A wide tunnel beckoned, leading into the heart of the mountain. With firm steps Che Lu led the students down the tunnel. It ran ten meters wide and was perfectly straight as far as the glow from the lights would penetrate the inky blackness. One of the students put his light next to the wall and they all stared at the smoothly cut stone. Che Lu tried to imagine the state of craftsmanship that could make such smooth walls with hand tools, and she felt a chill run down her bent spine. The Old Ones had certainly been masters of the stone.

There was no dust and the air was dry, the slightest odor of decay carried on it. Che Lu paused after about two hundred meters. There was writing on the walls where two smaller tunnels split off to each side at ninety-degree angles. She took a flashlight from one of her students and held it so she could see.

High runes.
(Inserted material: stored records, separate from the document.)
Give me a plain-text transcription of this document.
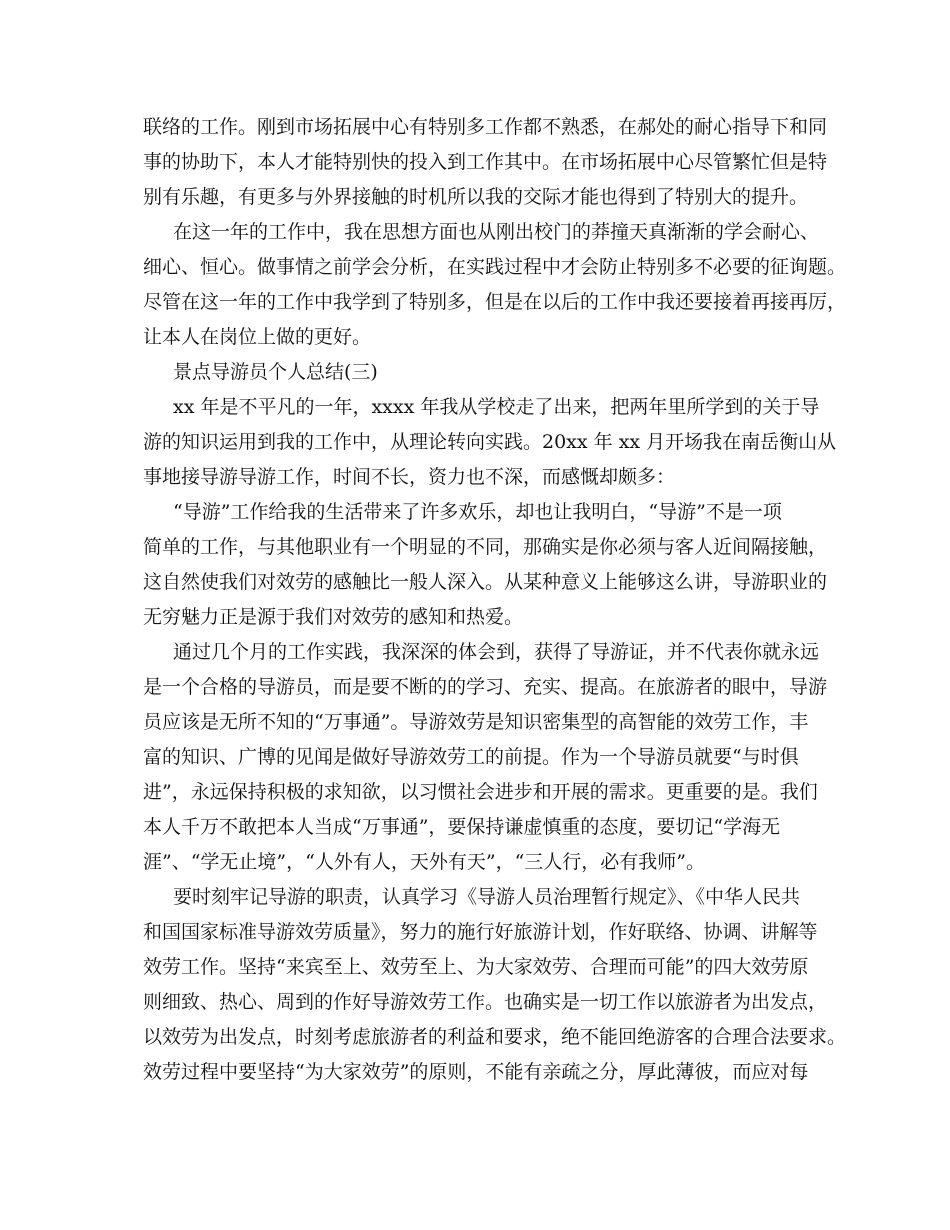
联络的工作。刚到市场拓展中心有特别多工作都不熟悉，在郝处的耐心指导下和同
事的协助下，本人才能特别快的投入到工作其中。在市场拓展中心尽管繁忙但是特
别有乐趣，有更多与外界接触的时机所以我的交际才能也得到了特别大的提升。
在这一年的工作中，我在思想方面也从刚出校门的莽撞天真渐渐的学会耐心、
细心、恒心。做事情之前学会分析，在实践过程中才会防止特别多不必要的征询题。
尽管在这一年的工作中我学到了特别多，但是在以后的工作中我还要接着再接再厉，
让本人在岗位上做的更好。
景点导游员个人总结(三)
xx 年是不平凡的一年，xxxx 年我从学校走了出来，把两年里所学到的关于导
游的知识运用到我的工作中，从理论转向实践。20xx 年 xx 月开场我在南岳衡山从
事地接导游导游工作，时间不长，资力也不深，而感慨却颇多：
“导游”工作给我的生活带来了许多欢乐，却也让我明白，“导游”不是一项
简单的工作，与其他职业有一个明显的不同，那确实是你必须与客人近间隔接触，
这自然使我们对效劳的感触比一般人深入。从某种意义上能够这么讲，导游职业的
无穷魅力正是源于我们对效劳的感知和热爱。
通过几个月的工作实践，我深深的体会到，获得了导游证，并不代表你就永远
是一个合格的导游员，而是要不断的的学习、充实、提高。在旅游者的眼中，导游
员应该是无所不知的“万事通”。导游效劳是知识密集型的高智能的效劳工作，丰
富的知识、广博的见闻是做好导游效劳工的前提。作为一个导游员就要“与时俱
进”，永远保持积极的求知欲，以习惯社会进步和开展的需求。更重要的是。我们
本人千万不敢把本人当成“万事通”，要保持谦虚慎重的态度，要切记“学海无
涯”、“学无止境”，“人外有人，天外有天”，“三人行，必有我师”。
要时刻牢记导游的职责，认真学习《导游人员治理暂行规定》、《中华人民共
和国国家标准导游效劳质量》，努力的施行好旅游计划，作好联络、协调、讲解等
效劳工作。坚持“来宾至上、效劳至上、为大家效劳、合理而可能”的四大效劳原
则细致、热心、周到的作好导游效劳工作。也确实是一切工作以旅游者为出发点，
以效劳为出发点，时刻考虑旅游者的利益和要求，绝不能回绝游客的合理合法要求。
效劳过程中要坚持“为大家效劳”的原则，不能有亲疏之分，厚此薄彼，而应对每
There was no mistaking the hieroglyphics. She pointed and the female student with the camera flicked on the power, lighting the wall, and quickly filmed it, then shut down to preserve the batteries.

As Che Lu turned to continue down the main tunnel, a dim red glow appeared about twenty meters in that direction. “Hold!” Che Lu ordered her startled students. Her mouth was dry and she ran her tongue over her chapped lips, watching. She did not believe in ghosts but she was old enough to know there was much she didn’t know.

The red glow began to change shape from a circle, stretching and narrowing, touching the floor. The form of a person began to coalesce, but an oddly shaped person, legs and arms too long, body short, a large head covered with red hair like fire. The skin was pure white, looking like unblemished ivory. The ears had long lobes that almost touched the shoulders. It was the eyes, though, that held Che Lu’s attention. They were bright red under fierce red eyebrows and the pupils were elongated like a cat’s.

The figure wavered in the dusty air, the corridor behind dimly visible through it. The right arm rose up, a six-fingered hand on the end, palm open toward them. A deep, guttural sound echoed up the tunnel, coming from the figure, although how the image could produce it, Che Lu had no idea. The language was singsong, almost familiar, but there wasn’t a word she recognized.

The figure spoke for almost a minute, then faded out of sight, leaving the scared group of students huddled around their mother-professor, who truth be said, was more than a little frightened herself for the first time.